"In a world where ash falls from the sky, and mist dominates the night, an evil cloaks the land and stifles all life. The future of the empire rests on the shoulders of a troublemaker and his young apprentice. Together, can they fill the world with color once more?
In Brandon Sanderson's intriguing tale of love, loss, despair and hope, a new kind of magic enters the stage - Allomancy, a magic of the metals."
The Final Empire. Think Ocean's Eleven meets the French Revolution.

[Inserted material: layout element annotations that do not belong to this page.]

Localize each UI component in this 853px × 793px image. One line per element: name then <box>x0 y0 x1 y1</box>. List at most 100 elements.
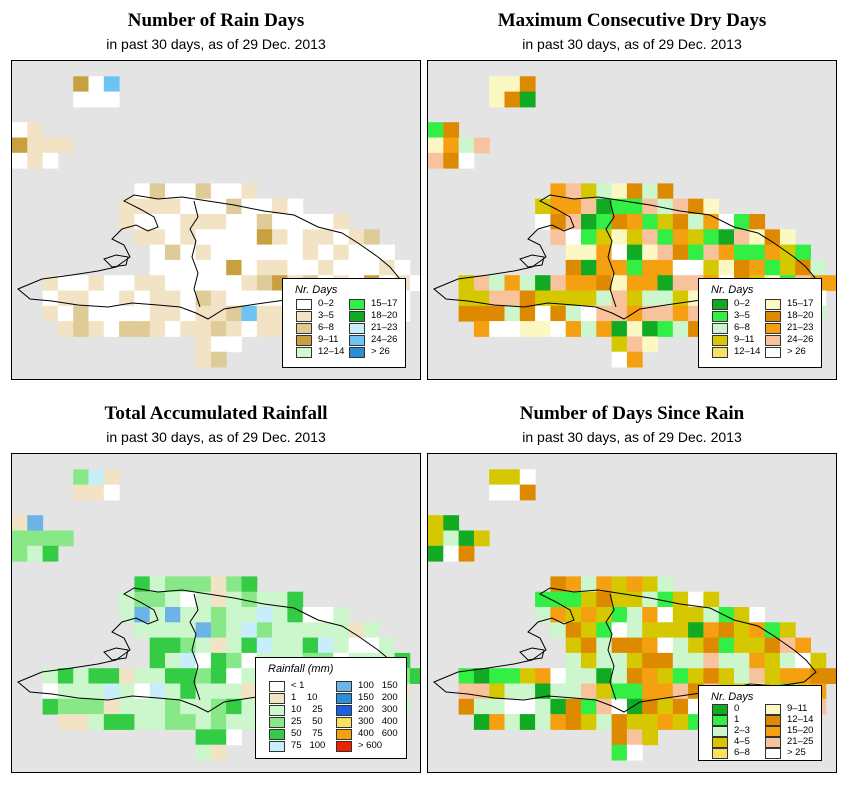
legend-swatch <box>712 311 728 322</box>
grid-cell <box>565 652 582 669</box>
grid-cell <box>241 652 258 669</box>
grid-cell <box>519 275 536 291</box>
grid-cell <box>195 683 212 700</box>
grid-cell <box>718 652 735 669</box>
map-days-since-rain: Nr. Days 0 1 2–3 4–5 6–8 9–11 12–14 15–20 21–25 >… <box>427 453 837 773</box>
legend-label: 150 200 <box>358 692 398 703</box>
grid-cell <box>642 668 658 684</box>
grid-cell <box>657 290 674 307</box>
map-grid <box>428 76 836 368</box>
grid-cell <box>443 515 460 531</box>
grid-cell <box>596 698 613 715</box>
panel-subtitle: in past 30 days, as of 29 Dec. 2013 <box>522 36 742 52</box>
grid-cell <box>764 229 781 246</box>
legend-label: 3–5 <box>734 310 750 321</box>
legend-label: 6–8 <box>318 322 334 333</box>
grid-cell <box>149 607 166 623</box>
grid-cell <box>195 275 212 291</box>
grid-cell <box>703 198 720 215</box>
grid-cell <box>165 576 181 593</box>
grid-cell <box>287 229 304 246</box>
legend-swatch <box>296 323 312 334</box>
coastline <box>17 194 401 320</box>
grid-cell <box>626 622 643 639</box>
grid-cell <box>626 290 643 307</box>
legend-label: 1 10 <box>291 692 318 703</box>
grid-cell <box>489 275 505 291</box>
grid-cell <box>703 591 720 608</box>
grid-cell <box>703 214 720 230</box>
grid-cell <box>333 622 350 639</box>
grid-cell <box>489 469 505 486</box>
grid-cell <box>88 290 105 307</box>
country-border <box>189 200 201 308</box>
grid-cell <box>119 698 135 715</box>
grid-cell <box>642 244 658 261</box>
grid-cell <box>226 229 242 246</box>
legend-label: 200 300 <box>358 704 398 715</box>
grid-cell <box>180 652 197 669</box>
grid-cell <box>657 698 674 715</box>
grid-cell <box>103 484 120 501</box>
grid-cell <box>703 244 720 261</box>
grid-cell <box>718 229 735 246</box>
grid-cell <box>195 744 212 761</box>
legend-swatch <box>765 737 781 748</box>
legend-swatch <box>336 681 352 692</box>
grid-cell <box>165 591 181 608</box>
grid-cell <box>626 729 643 746</box>
grid-cell <box>657 714 674 730</box>
grid-cell <box>565 198 582 215</box>
grid-cell <box>318 637 334 654</box>
grid-cell <box>611 351 628 368</box>
grid-cell <box>149 229 166 246</box>
grid-cell <box>333 637 350 654</box>
grid-cell <box>489 484 505 501</box>
grid-cell <box>581 214 597 230</box>
grid-cell <box>626 351 643 368</box>
grid-cell <box>626 576 643 593</box>
legend-label: 100 150 <box>358 680 398 691</box>
grid-cell <box>180 714 197 730</box>
grid-cell <box>195 229 212 246</box>
grid-cell <box>12 137 28 154</box>
grid-cell <box>611 229 628 246</box>
grid-cell <box>226 183 242 200</box>
legend-swatch <box>765 726 781 737</box>
grid-cell <box>149 714 166 730</box>
grid-cell <box>226 198 242 215</box>
grid-cell <box>519 305 536 322</box>
grid-cell <box>12 152 28 169</box>
grid-cell <box>241 198 258 215</box>
grid-cell <box>333 607 350 623</box>
grid-cell <box>88 714 105 730</box>
grid-cell <box>149 698 166 715</box>
grid-cell <box>535 591 551 608</box>
grid-cell <box>642 229 658 246</box>
grid-cell <box>88 698 105 715</box>
grid-cell <box>241 607 258 623</box>
grid-cell <box>795 259 811 276</box>
grid-cell <box>581 607 597 623</box>
grid-cell <box>27 152 44 169</box>
grid-cell <box>363 259 380 276</box>
grid-cell <box>749 244 766 261</box>
grid-cell <box>581 652 597 669</box>
legend-swatch <box>349 335 365 346</box>
legend-label: > 25 <box>787 747 806 758</box>
legend-label: 25 50 <box>291 716 323 727</box>
grid-cell <box>458 137 475 154</box>
legend-label: 10 25 <box>291 704 323 715</box>
grid-cell <box>626 683 643 700</box>
grid-cell <box>504 290 521 307</box>
legend-swatch <box>765 311 781 322</box>
grid-cell <box>195 214 212 230</box>
grid-cell <box>210 607 227 623</box>
grid-cell <box>73 714 89 730</box>
grid-cell <box>57 698 74 715</box>
grid-cell <box>226 244 242 261</box>
map-rain-days: Nr. Days 0–2 3–5 6–8 9–11 12–14 15–17 18–20 21–… <box>11 60 421 380</box>
grid-cell <box>581 622 597 639</box>
grid-cell <box>764 259 781 276</box>
grid-cell <box>241 305 258 322</box>
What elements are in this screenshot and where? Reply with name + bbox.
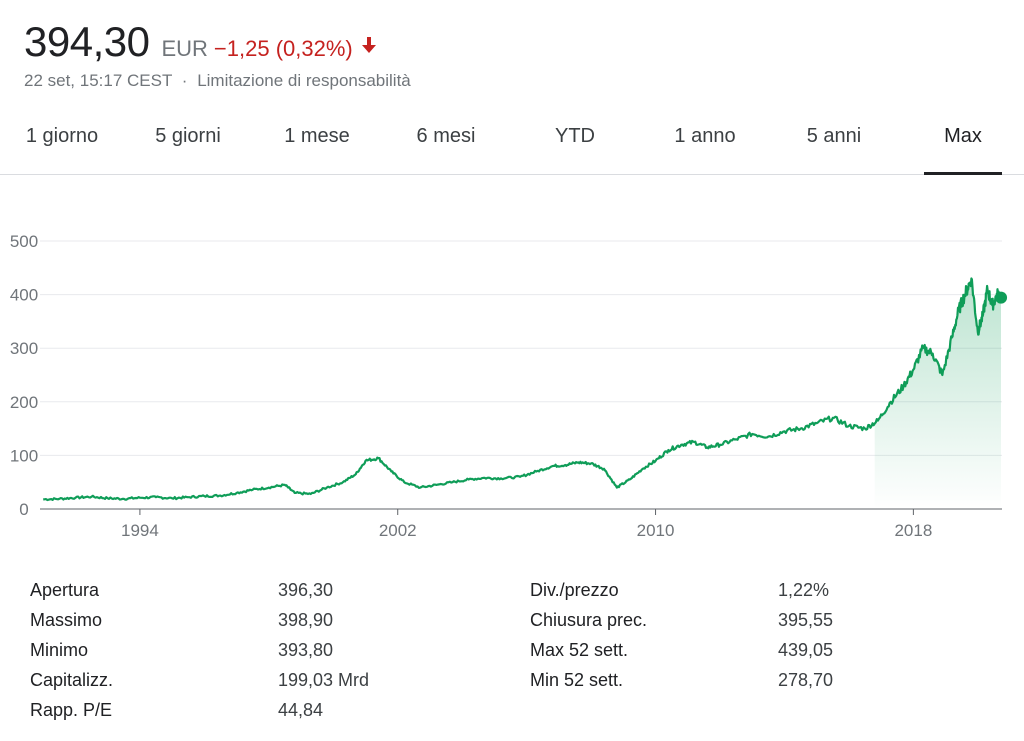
y-tick-label: 0 [19, 500, 28, 519]
stat-label-prev-close: Chiusura prec. [530, 610, 648, 630]
stat-label-open: Apertura [30, 580, 100, 600]
tab-6-months[interactable]: 6 mesi [416, 125, 476, 147]
stat-label-low: Minimo [30, 640, 89, 660]
x-tick-label: 2010 [637, 521, 675, 540]
quote-timestamp: 22 set, 15:17 CEST [24, 71, 173, 90]
stat-value-high: 398,90 [278, 610, 334, 630]
separator: · [181, 71, 188, 90]
stat-value-low: 393,80 [278, 640, 334, 660]
tab-1-month[interactable]: 1 mese [284, 125, 350, 147]
stat-value-market-cap: 199,03 Mrd [278, 670, 370, 690]
stat-label-market-cap: Capitalizz. [30, 670, 114, 690]
y-tick-label: 400 [10, 286, 38, 305]
stat-value-open: 396,30 [278, 580, 334, 600]
stat-label-high: Massimo [30, 610, 103, 630]
disclaimer-link[interactable]: Limitazione di responsabilità [197, 71, 411, 90]
tab-ytd[interactable]: YTD [555, 125, 595, 147]
quote-subline: 22 set, 15:17 CEST · Limitazione di resp… [24, 71, 411, 91]
price-line [43, 277, 1003, 502]
quote-header: 394,30 EUR −1,25 (0,32%) [24, 18, 377, 66]
tab-1-day[interactable]: 1 giorno [25, 125, 99, 147]
stat-value-prev-close: 395,55 [778, 610, 834, 630]
stat-label-52w-low: Min 52 sett. [530, 670, 624, 690]
tab-1-year[interactable]: 1 anno [674, 125, 736, 147]
tab-5-years[interactable]: 5 anni [806, 125, 862, 147]
stat-value-div-yield: 1,22% [778, 580, 830, 600]
price-area-fill [874, 278, 1001, 509]
tab-5-days[interactable]: 5 giorni [155, 125, 221, 147]
y-tick-label: 300 [10, 339, 38, 358]
currency-label: EUR [161, 36, 208, 61]
y-tick-label: 500 [10, 232, 38, 251]
range-tabs: 1 giorno 5 giorni 1 mese 6 mesi YTD 1 an… [0, 112, 1024, 175]
price-change: −1,25 (0,32%) [213, 36, 353, 61]
y-tick-label: 200 [10, 393, 38, 412]
stat-value-pe-ratio: 44,84 [278, 700, 324, 720]
x-tick-label: 2002 [379, 521, 417, 540]
price-chart[interactable]: 0 100 200 300 400 500 1994 2002 2010 2018 [0, 225, 1024, 555]
x-tick-label: 2018 [894, 521, 932, 540]
stat-value-52w-high: 439,05 [778, 640, 834, 660]
stat-label-div-yield: Div./prezzo [530, 580, 619, 600]
x-tick-label: 1994 [121, 521, 159, 540]
arrow-down-icon [361, 36, 377, 59]
stat-value-52w-low: 278,70 [778, 670, 834, 690]
stat-label-pe-ratio: Rapp. P/E [30, 700, 113, 720]
stat-label-52w-high: Max 52 sett. [530, 640, 629, 660]
y-tick-label: 100 [10, 446, 38, 465]
current-price: 394,30 [24, 18, 150, 65]
tab-max[interactable]: Max [924, 112, 1002, 175]
last-price-point [995, 291, 1008, 304]
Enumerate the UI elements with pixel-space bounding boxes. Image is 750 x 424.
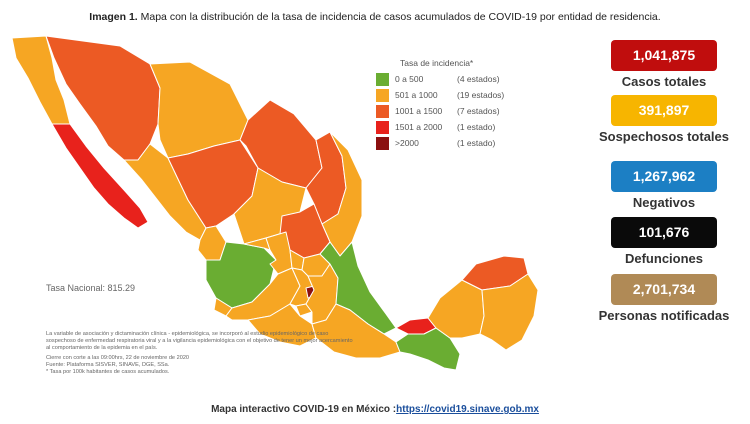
legend: Tasa de incidencia* 0 a 500 (4 estados) …: [376, 58, 504, 151]
state-chiapas: [395, 327, 461, 371]
stat-label: Personas notificadas: [598, 308, 730, 323]
legend-count: (7 estados): [457, 106, 500, 116]
legend-swatch: [376, 104, 389, 118]
legend-range: 501 a 1000: [395, 90, 438, 100]
legend-range: 0 a 500: [395, 74, 424, 84]
legend-range: 1501 a 2000: [395, 122, 443, 132]
legend-item: >2000 (1 estado): [376, 135, 504, 151]
stat-sospechosos-totales: 391,897 Sospechosos totales: [578, 95, 750, 144]
legend-swatch: [376, 72, 389, 86]
stat-label: Sospechosos totales: [598, 129, 730, 144]
stat-casos-totales: 1,041,875 Casos totales: [578, 40, 750, 89]
stat-value-box: 1,267,962: [611, 161, 717, 192]
note-source: Fuente: Plataforma SISVER, SINAVE, DGE, …: [46, 362, 170, 369]
stat-defunciones: 101,676 Defunciones: [578, 217, 750, 266]
stat-label: Negativos: [632, 195, 696, 210]
stat-value-box: 1,041,875: [611, 40, 717, 71]
stat-negativos: 1,267,962 Negativos: [578, 161, 750, 210]
interactive-map-link[interactable]: https://covid19.sinave.gob.mx: [396, 404, 539, 415]
stat-value-box: 391,897: [611, 95, 717, 126]
legend-count: (19 estados): [457, 90, 505, 100]
caption-prefix: Imagen 1.: [89, 11, 138, 23]
caption-text: Mapa con la distribución de la tasa de i…: [137, 11, 661, 23]
note-paragraph: La variable de asociación y dictaminació…: [46, 331, 353, 351]
state-quintana-roo: [479, 273, 539, 351]
legend-range: >2000: [395, 138, 419, 148]
footer: Mapa interactivo COVID-19 en México :htt…: [0, 404, 750, 415]
legend-count: (1 estado): [457, 138, 496, 148]
legend-swatch: [376, 136, 389, 150]
legend-item: 501 a 1000 (19 estados): [376, 87, 504, 103]
legend-item: 1001 a 1500 (7 estados): [376, 103, 504, 119]
mexico-map-svg: [11, 35, 539, 371]
stat-label: Casos totales: [621, 74, 707, 89]
legend-item: 0 a 500 (4 estados): [376, 71, 504, 87]
stat-value-box: 2,701,734: [611, 274, 717, 305]
state-jalisco: [205, 241, 277, 309]
legend-count: (4 estados): [457, 74, 500, 84]
tasa-nacional: Tasa Nacional: 815.29: [46, 283, 136, 293]
note-cutoff: Cierre con corte a las 09:00hrs, 22 de n…: [46, 355, 190, 362]
legend-swatch: [376, 88, 389, 102]
stat-value-box: 101,676: [611, 217, 717, 248]
stat-personas-notificadas: 2,701,734 Personas notificadas: [578, 274, 750, 323]
methodology-notes: La variable de asociación y dictaminació…: [46, 331, 356, 376]
legend-swatch: [376, 120, 389, 134]
legend-range: 1001 a 1500: [395, 106, 443, 116]
mexico-map: [0, 28, 570, 388]
state-baja-california-sur: [51, 123, 149, 229]
legend-item: 1501 a 2000 (1 estado): [376, 119, 504, 135]
footer-text: Mapa interactivo COVID-19 en México :: [211, 404, 397, 415]
map-caption: Imagen 1. Mapa con la distribución de la…: [0, 11, 750, 23]
legend-count: (1 estado): [457, 122, 496, 132]
stat-label: Defunciones: [624, 251, 703, 266]
legend-title: Tasa de incidencia*: [400, 58, 474, 68]
note-rate: * Tasa por 100k habitantes de casos acum…: [46, 368, 170, 375]
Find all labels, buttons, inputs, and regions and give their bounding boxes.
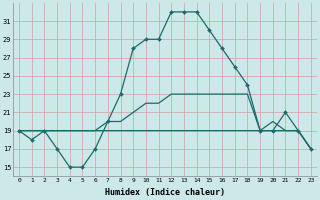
X-axis label: Humidex (Indice chaleur): Humidex (Indice chaleur) — [105, 188, 225, 197]
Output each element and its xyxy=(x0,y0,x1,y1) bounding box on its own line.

I mean, the actual French Revolution, not the novel/book/article. (I don't even know if there is a novel titled The French Revolution, on the off topic.) Yes, the French Revolution is brutal, bloody, and world-changing. (As I recall, even the Americans, who just had their own revolution, were shocked by what the French did. Decapitation, death, the list goes on.)
Vin, the main character, doesn't appear until the third (fourth, fifth?) chapter. Timid, cunning, and smart, she fits perfectly into Slytherin. (Darn it. I have to get my head out of Harry Potter.) Vin, after meeting a group of people, is thrown into a brand new world she has never known. She has never known friendship, and all she knows is really darkness, pain, and suffering. Her character development begins to grow when she learns to trust people, and I think there is something beautiful about that.
Kelsier, another main character, has an awesome character arc. Though some unfortunate and bad things do happen to him, his development is amazing. He is not a static character, and he has some surprising depths despite his devil-may-care attitude.
The beginning of The Final Empire starts off slowly, and I admit that I'm bored. I want a lot of action, and Kelsier provides little. I wish to jump right into the book, but there is heavy exposition. Annoying amount of description, too, but I suffer through it. Thankfully, the plot picks up around the 1/3 part of the book (containing about 500 pages).
The book contains the right amount of politics, fantasy, magic, and world building. I do enjoy the book (once it is out of its annoying exposition).
But what is my major problem with this book? (Well, problems other than the slowness, the snail-paced unraveling of the plot, the late appearance of a main character, and the dullness of descriptions.) It would be the voice. I can't get used to it, and it unsettles me very much so. Quite a turn-off.
Overall, The Final Empire is an excellent piece of work with great characters, an awesome world, and intriguing politics. But I don't really connect to it.